Significant differences were registered in the reduction of asymmetry between the muscle groups studied before and after the 8-week training intervention. The greatest effect was obtained for the gluteal muscles. Lower levels of asymmetry significantly translate into a reduced risk of injury and allow athletes to move cost-effectively. Movement patterns are the result of typical everyday activities, habits, leg dominance, and a history of injuries [23, 24]. A side-to-side asymmetry greater than 15% [15] may increase the risk of knee injuries. Soccer players are frequently characterized by unequal development of the right and left limbs due to certain technical actions performed in the sport, and such disproportions can cause functional or even structural asymmetries. In the present study, an 8-week specific movement pattern resistance training had a statistically significant effect on the reduction of these disproportions in the quadriceps, hamstring, and gluteal muscles, which may translate into a reduction of injury risk. The literature on muscle activity during running lacks data on the changes in the pattern of muscle activity following a specific period of resistance training. Furthermore, no studies have demonstrated differences in the activity of particular muscles and their comparison with each other. Comparisons of overall muscle activity of the right and left limbs often fail to show disproportions, whereas analysis of particular muscles with respect to each other (AQ, AH, AG) reveals significant statistical differences. This may result from the fact that the central nervous system compensates for the disturbances in the activity of particular muscles by transferring part of the load to other muscles. Consequently, the activity of the right lower limb can be taken over and controlled by a different muscle than in the left limb. Training based on movement patterns and activation of particular muscles can reduce the disproportion of (AQ, AH, AG) with respect to each other.

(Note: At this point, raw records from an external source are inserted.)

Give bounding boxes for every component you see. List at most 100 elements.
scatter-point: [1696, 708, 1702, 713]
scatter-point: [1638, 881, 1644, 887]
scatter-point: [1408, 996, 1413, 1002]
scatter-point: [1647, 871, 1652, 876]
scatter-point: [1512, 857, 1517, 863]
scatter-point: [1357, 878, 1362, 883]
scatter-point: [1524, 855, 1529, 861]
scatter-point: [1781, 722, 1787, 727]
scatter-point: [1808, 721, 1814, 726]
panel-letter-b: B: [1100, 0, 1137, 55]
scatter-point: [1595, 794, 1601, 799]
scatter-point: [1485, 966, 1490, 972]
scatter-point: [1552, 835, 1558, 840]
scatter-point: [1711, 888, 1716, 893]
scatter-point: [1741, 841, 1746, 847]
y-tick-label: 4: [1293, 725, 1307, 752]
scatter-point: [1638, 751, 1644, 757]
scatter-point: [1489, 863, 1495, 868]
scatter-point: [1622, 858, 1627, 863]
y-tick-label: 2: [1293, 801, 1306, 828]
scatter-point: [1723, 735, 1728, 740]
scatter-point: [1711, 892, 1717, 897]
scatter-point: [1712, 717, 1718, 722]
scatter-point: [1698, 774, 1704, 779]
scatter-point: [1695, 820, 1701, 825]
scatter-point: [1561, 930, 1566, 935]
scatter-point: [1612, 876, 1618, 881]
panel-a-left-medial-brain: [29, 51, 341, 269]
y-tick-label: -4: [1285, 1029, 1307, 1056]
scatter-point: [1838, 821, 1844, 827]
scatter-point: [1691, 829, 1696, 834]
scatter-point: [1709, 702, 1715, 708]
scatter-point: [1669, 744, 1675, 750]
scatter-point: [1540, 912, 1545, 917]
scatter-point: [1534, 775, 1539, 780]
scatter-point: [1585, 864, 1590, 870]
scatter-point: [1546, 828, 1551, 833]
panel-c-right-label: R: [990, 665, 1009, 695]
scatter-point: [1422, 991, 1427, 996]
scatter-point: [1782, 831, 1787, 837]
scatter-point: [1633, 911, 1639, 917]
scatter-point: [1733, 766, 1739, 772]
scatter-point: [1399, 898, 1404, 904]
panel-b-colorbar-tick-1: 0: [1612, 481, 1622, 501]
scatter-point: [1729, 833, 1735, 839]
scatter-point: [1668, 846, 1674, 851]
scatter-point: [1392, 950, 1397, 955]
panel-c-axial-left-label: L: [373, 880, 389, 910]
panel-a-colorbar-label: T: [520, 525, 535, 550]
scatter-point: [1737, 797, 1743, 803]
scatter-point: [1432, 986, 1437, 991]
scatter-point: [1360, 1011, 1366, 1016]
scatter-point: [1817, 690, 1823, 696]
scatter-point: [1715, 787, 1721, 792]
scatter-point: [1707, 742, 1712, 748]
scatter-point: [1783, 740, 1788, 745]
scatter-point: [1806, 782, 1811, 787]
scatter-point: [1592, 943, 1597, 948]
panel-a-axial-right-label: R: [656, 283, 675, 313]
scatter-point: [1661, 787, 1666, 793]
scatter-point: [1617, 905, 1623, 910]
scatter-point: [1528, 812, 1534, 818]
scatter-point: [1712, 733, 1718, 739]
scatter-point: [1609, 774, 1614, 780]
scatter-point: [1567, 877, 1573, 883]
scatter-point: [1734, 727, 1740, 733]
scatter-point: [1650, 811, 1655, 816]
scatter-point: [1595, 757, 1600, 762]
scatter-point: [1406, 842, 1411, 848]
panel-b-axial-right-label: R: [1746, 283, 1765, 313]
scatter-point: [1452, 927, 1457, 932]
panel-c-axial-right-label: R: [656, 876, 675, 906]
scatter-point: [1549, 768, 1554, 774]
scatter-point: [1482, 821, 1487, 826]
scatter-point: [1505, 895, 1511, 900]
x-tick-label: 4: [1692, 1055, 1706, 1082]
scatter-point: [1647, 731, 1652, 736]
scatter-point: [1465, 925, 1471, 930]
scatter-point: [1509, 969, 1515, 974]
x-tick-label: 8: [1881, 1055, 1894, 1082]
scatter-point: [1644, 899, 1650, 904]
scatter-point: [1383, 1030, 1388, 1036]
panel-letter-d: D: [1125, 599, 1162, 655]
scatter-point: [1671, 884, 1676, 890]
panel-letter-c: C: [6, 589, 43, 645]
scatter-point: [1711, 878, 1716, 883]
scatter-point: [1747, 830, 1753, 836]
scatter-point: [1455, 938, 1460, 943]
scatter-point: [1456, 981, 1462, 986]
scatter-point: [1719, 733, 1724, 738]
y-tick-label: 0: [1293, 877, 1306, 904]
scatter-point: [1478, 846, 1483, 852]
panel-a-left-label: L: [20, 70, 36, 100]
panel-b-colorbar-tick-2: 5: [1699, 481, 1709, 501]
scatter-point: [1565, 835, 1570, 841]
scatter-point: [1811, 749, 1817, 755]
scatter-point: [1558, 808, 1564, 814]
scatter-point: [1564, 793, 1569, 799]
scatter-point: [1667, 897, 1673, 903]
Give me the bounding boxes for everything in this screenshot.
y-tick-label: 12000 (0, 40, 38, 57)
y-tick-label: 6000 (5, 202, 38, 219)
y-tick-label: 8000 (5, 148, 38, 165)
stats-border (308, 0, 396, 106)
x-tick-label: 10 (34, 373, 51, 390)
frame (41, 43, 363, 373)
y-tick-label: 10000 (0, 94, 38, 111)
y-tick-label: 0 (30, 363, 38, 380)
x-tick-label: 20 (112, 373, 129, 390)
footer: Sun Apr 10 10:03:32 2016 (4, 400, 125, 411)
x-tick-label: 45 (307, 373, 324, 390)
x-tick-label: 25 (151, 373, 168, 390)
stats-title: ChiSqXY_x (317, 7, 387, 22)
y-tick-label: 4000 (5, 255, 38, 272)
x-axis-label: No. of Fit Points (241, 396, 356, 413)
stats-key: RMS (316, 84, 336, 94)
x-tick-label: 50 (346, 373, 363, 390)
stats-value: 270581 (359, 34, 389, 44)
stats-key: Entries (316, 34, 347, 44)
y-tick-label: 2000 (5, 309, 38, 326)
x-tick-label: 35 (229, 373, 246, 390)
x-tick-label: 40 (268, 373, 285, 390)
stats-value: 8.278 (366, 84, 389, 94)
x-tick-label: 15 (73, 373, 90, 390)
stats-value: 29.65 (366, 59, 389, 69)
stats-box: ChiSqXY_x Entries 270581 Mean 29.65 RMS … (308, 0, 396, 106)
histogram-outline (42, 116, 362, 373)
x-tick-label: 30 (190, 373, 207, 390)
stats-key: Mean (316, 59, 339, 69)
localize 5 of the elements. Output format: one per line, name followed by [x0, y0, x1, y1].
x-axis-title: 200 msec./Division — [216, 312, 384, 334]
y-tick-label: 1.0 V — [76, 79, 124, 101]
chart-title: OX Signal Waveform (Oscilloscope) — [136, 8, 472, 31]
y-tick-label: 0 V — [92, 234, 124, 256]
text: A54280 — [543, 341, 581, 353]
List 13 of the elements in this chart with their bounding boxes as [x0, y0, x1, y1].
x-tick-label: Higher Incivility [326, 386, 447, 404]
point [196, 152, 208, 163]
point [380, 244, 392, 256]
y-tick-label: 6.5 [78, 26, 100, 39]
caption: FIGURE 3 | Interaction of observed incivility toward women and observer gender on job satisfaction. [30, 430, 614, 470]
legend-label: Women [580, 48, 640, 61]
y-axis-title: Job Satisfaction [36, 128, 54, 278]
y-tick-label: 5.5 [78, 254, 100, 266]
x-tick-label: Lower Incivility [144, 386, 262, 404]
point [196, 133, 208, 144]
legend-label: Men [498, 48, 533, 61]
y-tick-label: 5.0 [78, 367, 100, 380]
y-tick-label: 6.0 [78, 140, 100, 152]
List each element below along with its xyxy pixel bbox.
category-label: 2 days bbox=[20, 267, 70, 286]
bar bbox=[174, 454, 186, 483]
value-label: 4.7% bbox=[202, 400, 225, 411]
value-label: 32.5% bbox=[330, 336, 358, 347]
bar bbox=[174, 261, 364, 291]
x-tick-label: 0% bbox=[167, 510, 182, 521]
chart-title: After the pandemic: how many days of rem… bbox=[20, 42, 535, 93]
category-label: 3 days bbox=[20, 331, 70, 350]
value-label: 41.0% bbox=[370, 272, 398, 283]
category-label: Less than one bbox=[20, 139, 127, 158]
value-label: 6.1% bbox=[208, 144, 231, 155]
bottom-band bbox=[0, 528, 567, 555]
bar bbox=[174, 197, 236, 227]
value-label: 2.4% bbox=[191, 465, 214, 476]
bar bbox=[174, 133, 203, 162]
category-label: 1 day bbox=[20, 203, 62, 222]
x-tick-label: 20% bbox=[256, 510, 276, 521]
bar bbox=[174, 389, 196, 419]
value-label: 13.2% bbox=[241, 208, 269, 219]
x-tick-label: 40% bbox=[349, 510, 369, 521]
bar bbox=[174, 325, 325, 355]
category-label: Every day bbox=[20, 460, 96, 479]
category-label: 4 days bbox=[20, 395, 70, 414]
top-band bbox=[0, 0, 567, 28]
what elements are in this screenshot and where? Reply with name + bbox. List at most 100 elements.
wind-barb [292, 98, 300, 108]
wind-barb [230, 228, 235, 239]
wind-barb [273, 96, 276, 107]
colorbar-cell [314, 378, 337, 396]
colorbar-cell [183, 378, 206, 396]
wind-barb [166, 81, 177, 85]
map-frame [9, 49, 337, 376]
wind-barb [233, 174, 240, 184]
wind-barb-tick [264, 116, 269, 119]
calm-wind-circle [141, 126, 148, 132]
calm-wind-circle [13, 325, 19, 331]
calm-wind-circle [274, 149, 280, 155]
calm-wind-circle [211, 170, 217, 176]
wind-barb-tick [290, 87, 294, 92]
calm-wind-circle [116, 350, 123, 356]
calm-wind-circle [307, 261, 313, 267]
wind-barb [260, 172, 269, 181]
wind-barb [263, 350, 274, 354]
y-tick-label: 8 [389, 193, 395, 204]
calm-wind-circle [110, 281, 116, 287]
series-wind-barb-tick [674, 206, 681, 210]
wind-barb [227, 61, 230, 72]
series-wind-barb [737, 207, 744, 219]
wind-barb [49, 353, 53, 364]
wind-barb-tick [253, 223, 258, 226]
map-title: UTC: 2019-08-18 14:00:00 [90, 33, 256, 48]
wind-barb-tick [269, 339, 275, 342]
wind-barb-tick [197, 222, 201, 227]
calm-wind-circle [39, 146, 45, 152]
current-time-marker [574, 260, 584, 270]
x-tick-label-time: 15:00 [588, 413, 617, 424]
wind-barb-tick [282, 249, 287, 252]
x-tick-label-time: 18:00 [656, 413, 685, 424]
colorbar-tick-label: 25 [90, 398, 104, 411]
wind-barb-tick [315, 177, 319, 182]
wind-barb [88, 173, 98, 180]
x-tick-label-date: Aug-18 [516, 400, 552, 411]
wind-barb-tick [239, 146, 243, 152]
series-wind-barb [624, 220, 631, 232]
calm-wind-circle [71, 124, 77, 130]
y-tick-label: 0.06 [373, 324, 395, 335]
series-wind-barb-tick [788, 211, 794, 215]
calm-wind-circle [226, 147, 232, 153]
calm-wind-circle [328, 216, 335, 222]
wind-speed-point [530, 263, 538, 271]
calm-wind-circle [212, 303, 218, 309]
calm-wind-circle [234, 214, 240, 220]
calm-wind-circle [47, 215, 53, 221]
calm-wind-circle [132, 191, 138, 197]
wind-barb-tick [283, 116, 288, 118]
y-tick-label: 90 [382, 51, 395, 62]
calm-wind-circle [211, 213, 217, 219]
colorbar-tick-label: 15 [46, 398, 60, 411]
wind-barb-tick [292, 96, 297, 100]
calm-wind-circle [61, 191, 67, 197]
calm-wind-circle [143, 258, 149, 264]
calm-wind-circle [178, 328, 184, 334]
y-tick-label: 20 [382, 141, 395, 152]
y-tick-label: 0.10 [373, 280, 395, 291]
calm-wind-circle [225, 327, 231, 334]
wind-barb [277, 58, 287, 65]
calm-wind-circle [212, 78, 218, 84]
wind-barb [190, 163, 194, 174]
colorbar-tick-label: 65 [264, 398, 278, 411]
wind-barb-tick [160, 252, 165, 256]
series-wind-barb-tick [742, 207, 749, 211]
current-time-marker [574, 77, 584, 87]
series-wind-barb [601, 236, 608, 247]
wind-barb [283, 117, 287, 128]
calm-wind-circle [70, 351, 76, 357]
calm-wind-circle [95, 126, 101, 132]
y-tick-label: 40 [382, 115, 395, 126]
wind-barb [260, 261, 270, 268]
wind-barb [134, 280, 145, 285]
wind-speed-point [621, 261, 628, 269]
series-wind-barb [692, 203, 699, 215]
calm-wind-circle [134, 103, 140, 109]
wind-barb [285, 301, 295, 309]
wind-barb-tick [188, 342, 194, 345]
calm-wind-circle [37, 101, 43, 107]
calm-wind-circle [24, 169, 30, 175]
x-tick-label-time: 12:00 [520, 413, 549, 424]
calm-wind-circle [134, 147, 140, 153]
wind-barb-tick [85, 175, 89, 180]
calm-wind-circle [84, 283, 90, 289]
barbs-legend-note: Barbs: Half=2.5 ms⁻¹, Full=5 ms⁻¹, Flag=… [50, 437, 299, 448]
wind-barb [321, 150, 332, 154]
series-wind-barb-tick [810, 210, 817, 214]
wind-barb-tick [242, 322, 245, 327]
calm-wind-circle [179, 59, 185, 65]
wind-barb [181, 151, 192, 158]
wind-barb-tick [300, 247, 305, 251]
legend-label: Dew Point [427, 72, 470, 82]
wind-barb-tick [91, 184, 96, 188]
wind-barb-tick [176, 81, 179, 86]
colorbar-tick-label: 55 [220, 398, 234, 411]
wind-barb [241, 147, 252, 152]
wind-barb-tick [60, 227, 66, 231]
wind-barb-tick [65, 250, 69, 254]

Most soccer players have a preferred foot for kicking the ball, and it is believed that this preference may lead to an asymmetry in the strength and flexibility of the lower extremities. Daneshjoo [25] attempted to determine whether asymmetry in strength and flexibility is present in the lower limbs of soccer players. They found significant differences between the preferred and non-preferred leg in the knee flexors and for the dynamic control ratio [26]. In both cases, the knee flexors of the preferred leg were weaker than those of the non-preferred leg. Almost 68% of players had significant musculoskeletal abnormalities (imbalance > 10%) in one or more specific muscle groups, while no significant differences were found in flexibility of the hip joint between the preferred and non-preferred leg. Our results indicate that the greatest disproportion between the right and left side occurs in the glute muscles and the smallest in the quadriceps muscles. These results indicate a greater need for activating the glute and hamstring muscles during resistance training for soccer players.
CONCLUSIONS
Implementation of training methods, which target specific aspects of soccer in the pre-season training routines can improve key motor abilities for that sports discipline. A comprehensive training approach including speed, agility, and resistance training based on specific movement patterns should be applied by strength and conditioning practitioners in soccer teams to achieve peak physical performance and reduce injury risk due to the partial elimination of muscular asymmetries. Future research should focus on other components of training, such as plyometrics with regard to muscle activity patterns to develop optimal pre-season training programs for soccer players. Different age, sex and competition levels should be considered as well.